In terms of citizenship, Tennyson feels that home
educating her children gives her an advantage in raising “two conscious
citizens.” She says, “I think I’m teaching them to respect others and
the earth that they inhabit. I treat them with respect and kids do what
they see, not so much what they are told, but what they see by example;
it’s what they live and breathe. I teach them to care about people and
the earth. We focus much more on what really matters instead of raising
new consumers.”
My discussion with Tennyson was one of those that
helped me develop my understanding of what it means to contribute to
one’s community. By modeling and passing on her commitment to
sustainable living, she contributes to her community in profound ways
that will likely ripple out through her children.

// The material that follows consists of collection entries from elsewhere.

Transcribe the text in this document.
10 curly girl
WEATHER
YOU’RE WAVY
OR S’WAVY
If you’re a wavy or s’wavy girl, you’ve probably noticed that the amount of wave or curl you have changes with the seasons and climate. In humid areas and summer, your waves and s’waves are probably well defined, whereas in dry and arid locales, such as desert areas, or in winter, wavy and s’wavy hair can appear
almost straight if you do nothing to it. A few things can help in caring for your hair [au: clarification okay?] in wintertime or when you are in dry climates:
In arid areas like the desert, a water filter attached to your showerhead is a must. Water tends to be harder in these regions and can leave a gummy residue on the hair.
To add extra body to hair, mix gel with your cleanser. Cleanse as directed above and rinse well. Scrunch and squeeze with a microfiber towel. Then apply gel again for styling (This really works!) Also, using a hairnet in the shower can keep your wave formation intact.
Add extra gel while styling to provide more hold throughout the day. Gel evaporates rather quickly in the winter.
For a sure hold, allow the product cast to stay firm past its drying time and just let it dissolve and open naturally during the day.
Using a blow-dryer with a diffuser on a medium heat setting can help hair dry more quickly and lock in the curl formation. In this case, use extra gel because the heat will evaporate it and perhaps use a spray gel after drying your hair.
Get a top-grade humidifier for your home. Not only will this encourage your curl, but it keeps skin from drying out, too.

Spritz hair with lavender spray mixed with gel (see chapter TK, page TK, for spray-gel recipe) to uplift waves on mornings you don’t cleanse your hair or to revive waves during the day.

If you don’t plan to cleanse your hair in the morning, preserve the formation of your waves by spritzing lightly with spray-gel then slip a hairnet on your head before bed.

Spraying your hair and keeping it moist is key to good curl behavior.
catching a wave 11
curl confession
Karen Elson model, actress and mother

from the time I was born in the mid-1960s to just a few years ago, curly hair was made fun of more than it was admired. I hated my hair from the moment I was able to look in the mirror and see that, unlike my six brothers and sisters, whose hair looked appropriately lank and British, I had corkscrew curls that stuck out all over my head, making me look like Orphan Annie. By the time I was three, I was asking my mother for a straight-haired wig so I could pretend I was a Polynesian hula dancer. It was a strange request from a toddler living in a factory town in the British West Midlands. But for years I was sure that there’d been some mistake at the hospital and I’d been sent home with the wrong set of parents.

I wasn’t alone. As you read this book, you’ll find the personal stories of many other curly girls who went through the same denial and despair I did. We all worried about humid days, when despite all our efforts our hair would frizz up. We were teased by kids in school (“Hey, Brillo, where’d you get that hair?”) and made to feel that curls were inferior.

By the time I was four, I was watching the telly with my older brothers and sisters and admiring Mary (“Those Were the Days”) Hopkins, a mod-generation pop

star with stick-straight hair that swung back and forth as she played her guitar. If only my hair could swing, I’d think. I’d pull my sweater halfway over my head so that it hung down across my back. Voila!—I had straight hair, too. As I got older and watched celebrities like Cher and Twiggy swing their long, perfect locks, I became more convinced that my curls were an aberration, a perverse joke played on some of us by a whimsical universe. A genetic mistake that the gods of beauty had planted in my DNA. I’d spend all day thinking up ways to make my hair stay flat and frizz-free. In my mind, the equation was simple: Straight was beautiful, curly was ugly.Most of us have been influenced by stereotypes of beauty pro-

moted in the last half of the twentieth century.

In terms of whether home educating families can
enliven public schools, I have no doubt that they could, should the
relationship that would encourage such participation exist. But for now,
such a relationship does not seem to be of interest. Most of the parents
I spoke with, both in person and online, wanted little to do with the
mainstream education system. The ideology that has informed much public
school curriculum, including increased emphasis on standardized tests,
homework, and academic streaming, is worlds away from that which is found
among home educators, even as diverse as these parents are. This is a
topic that I will explore further as I am optimistic that the twain
shall meet. I believe that as more families become frustrated with the
homework load, violence in schools and endless demands from their kids
to keep up with increasingly expensive trends, they will be looking for
alternatives. Not to homeschool, necessarily, but to be part of creating
an education system that fosters relationships and the bonds that
cultivate safe, sustainable communities. Can home educators offer some
guidance in making this shift? I think the answer is a resounding yes.
Lynn Marie Murphy is a teacher who has worked with Aboriginal youth in the north and youth-at-risk in Toronto, Ontario. She is involved in social justice issues, particularly those that relate to Aboriginal education and youth who are psychiatric survivors. She lives in Toronto with her partner Shawn and their
three children Sabine, Simone, and Shea.